Well, that’s not what Dr. Gottman said at all, but it gets me to my point…
It turns out that this nice guy, who actually gave indications of both alcoholic and narcissistic tendencies, had read a great deal of material about codependent relationships over the years, simply for the purpose of validating his victim-blaming hypothesis that emotional abuse would never happen. It would exist if it weren’t for the fact that these weak fools lack the self-esteem to stand up for themselves and just be happy.
His world view is so beautiful in its absolute simplicity, namely that there would be no abusers if no one ever allowed themselves to be mistreated.
Below is an analysis of just six ways of referring to individuals as “codependent” that are incorrect and dangerous.
- Codependency has already been proposed and rejected for inclusion in the Diagnostic and Statistical Manual of Mental Disorders (DSM).
In 1986, Dr. Temin Cermak wrote a book called Diagnosis and Treatment of Codependency: A Guide for Professionals, in which he posited that codependency should be included in the Diagnostic and Statistical Manual of Mental Disorders (DSM-III) as a distinct personality disorder. His proposal was rejected, and for the next 30 years, no one has yet made a convincing case that it should be recognized as a category of mental health disorder.

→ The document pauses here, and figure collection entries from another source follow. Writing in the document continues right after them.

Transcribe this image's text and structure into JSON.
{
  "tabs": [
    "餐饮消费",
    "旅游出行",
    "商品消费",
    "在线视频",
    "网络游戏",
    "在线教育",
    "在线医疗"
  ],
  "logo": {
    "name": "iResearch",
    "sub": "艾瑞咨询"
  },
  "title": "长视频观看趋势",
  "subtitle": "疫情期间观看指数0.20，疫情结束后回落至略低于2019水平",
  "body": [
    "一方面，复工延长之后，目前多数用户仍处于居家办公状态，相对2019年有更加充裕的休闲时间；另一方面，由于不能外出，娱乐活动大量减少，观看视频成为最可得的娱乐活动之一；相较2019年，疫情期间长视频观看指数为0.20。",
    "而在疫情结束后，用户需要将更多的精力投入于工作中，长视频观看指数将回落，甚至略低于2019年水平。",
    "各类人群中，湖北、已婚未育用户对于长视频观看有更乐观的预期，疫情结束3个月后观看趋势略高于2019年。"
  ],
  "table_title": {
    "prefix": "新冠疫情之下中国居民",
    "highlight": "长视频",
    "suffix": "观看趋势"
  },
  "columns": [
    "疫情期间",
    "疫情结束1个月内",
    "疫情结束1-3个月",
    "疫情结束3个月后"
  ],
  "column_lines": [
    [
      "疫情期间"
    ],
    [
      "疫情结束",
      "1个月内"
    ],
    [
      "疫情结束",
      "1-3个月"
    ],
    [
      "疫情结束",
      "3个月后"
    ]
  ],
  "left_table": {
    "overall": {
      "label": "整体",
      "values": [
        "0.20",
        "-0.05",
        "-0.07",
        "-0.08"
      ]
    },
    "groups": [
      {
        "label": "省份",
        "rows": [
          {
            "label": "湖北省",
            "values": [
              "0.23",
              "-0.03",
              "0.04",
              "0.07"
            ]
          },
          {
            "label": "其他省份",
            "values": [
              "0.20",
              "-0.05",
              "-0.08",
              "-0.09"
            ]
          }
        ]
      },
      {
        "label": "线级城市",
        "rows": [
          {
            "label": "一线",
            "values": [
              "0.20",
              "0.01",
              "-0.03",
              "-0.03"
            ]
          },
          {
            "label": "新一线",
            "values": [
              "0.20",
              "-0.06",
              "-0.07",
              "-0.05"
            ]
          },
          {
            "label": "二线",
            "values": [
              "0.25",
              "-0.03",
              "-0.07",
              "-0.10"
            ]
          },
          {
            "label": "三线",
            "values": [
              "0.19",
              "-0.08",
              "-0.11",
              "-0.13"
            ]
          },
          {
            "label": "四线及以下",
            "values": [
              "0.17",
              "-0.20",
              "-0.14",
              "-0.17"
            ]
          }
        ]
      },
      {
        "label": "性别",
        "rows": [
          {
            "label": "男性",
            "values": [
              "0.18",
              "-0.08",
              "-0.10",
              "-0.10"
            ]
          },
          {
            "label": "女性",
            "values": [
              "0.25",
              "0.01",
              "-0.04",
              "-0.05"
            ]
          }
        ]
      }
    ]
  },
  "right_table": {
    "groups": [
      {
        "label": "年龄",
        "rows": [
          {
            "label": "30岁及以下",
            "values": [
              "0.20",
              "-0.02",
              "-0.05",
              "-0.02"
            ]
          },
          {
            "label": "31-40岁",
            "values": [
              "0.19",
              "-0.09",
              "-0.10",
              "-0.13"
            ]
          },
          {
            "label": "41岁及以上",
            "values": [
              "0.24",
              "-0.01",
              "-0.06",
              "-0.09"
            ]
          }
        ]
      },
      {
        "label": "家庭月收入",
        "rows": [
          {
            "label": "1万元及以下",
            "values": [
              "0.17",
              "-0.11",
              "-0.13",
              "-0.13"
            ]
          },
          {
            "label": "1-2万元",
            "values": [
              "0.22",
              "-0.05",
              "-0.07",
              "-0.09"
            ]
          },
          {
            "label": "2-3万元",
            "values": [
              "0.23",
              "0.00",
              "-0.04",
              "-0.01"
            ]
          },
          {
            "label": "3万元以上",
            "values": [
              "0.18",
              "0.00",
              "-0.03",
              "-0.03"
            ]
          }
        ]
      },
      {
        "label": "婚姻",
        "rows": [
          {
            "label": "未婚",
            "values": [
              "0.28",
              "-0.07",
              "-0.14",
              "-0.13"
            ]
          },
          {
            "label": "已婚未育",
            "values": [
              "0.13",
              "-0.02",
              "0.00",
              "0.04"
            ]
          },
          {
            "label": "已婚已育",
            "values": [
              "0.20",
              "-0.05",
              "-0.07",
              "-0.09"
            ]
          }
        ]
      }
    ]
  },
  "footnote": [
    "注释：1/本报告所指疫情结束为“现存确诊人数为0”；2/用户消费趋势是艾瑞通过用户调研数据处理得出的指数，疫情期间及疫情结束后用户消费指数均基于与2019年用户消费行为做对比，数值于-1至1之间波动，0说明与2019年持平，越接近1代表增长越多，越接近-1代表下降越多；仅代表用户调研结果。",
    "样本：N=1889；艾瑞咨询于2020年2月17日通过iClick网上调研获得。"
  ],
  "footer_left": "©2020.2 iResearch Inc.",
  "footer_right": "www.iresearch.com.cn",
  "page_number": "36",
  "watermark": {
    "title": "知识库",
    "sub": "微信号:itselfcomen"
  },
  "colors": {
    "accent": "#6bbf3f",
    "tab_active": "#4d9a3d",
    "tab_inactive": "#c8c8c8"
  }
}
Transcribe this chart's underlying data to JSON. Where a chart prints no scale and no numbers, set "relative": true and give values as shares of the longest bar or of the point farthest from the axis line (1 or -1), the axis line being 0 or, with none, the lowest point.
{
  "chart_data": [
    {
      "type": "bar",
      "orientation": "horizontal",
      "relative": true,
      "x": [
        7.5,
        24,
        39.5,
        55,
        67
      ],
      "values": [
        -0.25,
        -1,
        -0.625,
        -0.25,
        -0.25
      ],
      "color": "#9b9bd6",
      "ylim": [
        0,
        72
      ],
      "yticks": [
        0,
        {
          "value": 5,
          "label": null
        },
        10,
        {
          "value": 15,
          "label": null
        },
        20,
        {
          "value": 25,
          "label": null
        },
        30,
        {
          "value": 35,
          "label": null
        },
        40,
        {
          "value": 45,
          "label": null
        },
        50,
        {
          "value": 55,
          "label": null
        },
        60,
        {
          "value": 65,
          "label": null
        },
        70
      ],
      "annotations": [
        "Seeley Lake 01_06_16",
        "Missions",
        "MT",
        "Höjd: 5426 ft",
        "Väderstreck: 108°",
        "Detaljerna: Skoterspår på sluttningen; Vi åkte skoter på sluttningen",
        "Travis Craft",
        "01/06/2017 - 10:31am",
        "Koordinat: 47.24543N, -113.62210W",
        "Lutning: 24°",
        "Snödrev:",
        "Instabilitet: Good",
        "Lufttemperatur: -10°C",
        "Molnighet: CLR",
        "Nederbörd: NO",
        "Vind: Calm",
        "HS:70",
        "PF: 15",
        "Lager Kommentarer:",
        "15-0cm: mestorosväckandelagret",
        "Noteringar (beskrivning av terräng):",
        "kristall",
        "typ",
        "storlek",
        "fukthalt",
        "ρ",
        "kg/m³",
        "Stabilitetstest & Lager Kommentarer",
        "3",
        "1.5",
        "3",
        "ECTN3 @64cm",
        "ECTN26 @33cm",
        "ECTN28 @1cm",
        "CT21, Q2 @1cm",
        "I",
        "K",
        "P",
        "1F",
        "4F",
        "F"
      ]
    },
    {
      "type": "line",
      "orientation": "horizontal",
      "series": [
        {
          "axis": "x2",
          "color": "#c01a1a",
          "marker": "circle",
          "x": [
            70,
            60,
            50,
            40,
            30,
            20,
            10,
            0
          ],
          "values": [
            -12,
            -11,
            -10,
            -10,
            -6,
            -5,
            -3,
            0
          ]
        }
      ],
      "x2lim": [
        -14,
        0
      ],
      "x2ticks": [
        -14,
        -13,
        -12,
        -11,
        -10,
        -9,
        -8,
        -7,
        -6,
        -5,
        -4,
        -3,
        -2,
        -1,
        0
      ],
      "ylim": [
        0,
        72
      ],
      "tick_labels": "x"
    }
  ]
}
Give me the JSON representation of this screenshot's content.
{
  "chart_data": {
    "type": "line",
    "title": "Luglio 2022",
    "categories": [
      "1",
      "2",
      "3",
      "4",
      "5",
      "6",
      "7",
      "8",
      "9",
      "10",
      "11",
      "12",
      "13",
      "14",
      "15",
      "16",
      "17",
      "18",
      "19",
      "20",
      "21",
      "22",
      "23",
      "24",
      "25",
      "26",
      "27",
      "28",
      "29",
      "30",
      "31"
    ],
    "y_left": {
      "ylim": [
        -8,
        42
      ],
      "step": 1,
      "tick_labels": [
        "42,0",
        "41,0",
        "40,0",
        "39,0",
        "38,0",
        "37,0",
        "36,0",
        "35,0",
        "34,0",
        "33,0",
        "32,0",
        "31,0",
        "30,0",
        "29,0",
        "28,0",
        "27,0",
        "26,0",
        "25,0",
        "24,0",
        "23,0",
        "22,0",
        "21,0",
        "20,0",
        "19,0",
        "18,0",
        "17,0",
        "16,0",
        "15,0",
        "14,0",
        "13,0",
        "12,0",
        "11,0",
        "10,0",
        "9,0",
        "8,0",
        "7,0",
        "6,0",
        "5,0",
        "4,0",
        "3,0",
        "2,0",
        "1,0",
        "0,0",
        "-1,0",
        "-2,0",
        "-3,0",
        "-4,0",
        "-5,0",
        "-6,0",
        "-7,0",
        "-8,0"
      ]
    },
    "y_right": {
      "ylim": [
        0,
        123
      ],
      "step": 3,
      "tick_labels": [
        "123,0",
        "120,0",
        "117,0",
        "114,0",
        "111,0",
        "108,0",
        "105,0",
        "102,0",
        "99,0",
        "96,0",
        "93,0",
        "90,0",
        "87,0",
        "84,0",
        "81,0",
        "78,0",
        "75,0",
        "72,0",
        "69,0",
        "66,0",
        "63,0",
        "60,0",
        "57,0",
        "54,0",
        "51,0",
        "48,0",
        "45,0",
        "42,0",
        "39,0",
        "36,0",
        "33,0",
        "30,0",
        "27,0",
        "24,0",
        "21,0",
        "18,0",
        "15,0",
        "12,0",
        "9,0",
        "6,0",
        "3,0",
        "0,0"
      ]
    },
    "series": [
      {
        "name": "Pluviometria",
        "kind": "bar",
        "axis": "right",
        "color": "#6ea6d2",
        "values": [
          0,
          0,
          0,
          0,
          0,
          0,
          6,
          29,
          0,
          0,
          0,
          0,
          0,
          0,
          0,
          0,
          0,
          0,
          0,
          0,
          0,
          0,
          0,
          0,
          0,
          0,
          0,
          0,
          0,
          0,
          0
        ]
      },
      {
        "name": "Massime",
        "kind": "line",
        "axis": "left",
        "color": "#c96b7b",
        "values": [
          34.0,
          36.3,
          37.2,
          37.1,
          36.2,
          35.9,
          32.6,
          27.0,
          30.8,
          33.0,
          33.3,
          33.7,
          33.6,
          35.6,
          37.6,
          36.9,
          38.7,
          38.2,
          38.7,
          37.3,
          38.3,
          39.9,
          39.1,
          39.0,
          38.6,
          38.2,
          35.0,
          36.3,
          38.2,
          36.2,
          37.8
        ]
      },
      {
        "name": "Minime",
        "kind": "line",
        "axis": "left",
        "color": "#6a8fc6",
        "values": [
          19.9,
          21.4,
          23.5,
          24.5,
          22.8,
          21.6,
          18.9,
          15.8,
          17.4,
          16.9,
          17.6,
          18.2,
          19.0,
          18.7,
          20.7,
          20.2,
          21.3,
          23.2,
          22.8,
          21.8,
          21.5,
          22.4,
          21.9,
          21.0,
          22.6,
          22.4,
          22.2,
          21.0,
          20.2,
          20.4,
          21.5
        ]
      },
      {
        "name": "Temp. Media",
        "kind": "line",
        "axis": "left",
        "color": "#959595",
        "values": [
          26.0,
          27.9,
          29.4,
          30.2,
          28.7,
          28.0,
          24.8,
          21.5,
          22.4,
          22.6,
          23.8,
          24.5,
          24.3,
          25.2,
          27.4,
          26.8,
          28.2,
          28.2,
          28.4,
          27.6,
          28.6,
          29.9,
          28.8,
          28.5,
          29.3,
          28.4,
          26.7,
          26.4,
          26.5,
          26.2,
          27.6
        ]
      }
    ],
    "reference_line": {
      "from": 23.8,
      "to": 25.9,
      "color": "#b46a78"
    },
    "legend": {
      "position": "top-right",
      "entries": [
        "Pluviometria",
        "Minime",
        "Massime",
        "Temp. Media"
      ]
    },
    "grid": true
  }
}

Cermak’s book led to the creation of a twelve-step program called Codependents Anonymous (CoDA), which has certainly served as an effective healing mechanism for some people working to better understand what they have struggled with in their relationships, how they got there, and how they can Learn, grow and trust themselves again. But the support group does not diagnose.
- A codependent relationship is always a two-way street, as the word itself implies reciprocity.
If someone has obsessive-compulsive disorder, bipolar disorder, social anxiety disorder, etc., the symptoms present themselves regardless of whether or not that individual is in a healthy relationship, an unhealthy relationship, or no relationship. Launch.
It is impossible to be dependent in isolation.
The diagnoses do not apply to couples, families, or friends. It applies to individuals and their personal performance. Codependency does not and cannot apply to any person in particular, only to the type of relationship someone is in, and only at the time they are in it.
- Assigning a wrong diagnosis to someone may prevent or delay their acceptance of treatment for the appropriate diagnosis for which they can receive effective treatment.
Social anxiety disorder, generalized anxiety disorder, or specific phobia may or may not apply to any victim of an abusive relationship.
These are very real medical conditions, and they can all be treated effectively with medication, therapy and a variety of other interventions, but only if the professionals providing support to these men and women look beyond the superficial display of someone who can’t. They seem to be defending themselves.
- Assigning a wrong diagnosis to someone may prevent or delay the abuser’s acceptance of treatment for an appropriate diagnosis for which he or she can receive effective treatment.
Conduct disorder, alcohol or substance-related disorder, or personality disorder may or may not apply to any abuser in a codependent relationship.
Labeling a victim as dependent is like calling a rape victim a “molester,” a “slut,” or even a “fucking boy.” The behavior of victims cannot be allowed to hide or justify the actions of attackers.
- Not everyone who engages in a codependent relationship does so because they lack self-esteem or because they have a mental health disorder.
Many people who engage in emotional manipulators do so because they have high self-esteem, high levels of empathy, and want to be of service to others. They enter the relationship with a healing mindset, either because they overestimated the power of their best intentions or underestimated the degree of illness in the person they fell in love with.
This does not occur as a result of some genetic or behavioral defect related to development. This happens because emotional manipulators are very well skilled at emotional manipulation. It is their survival mechanism.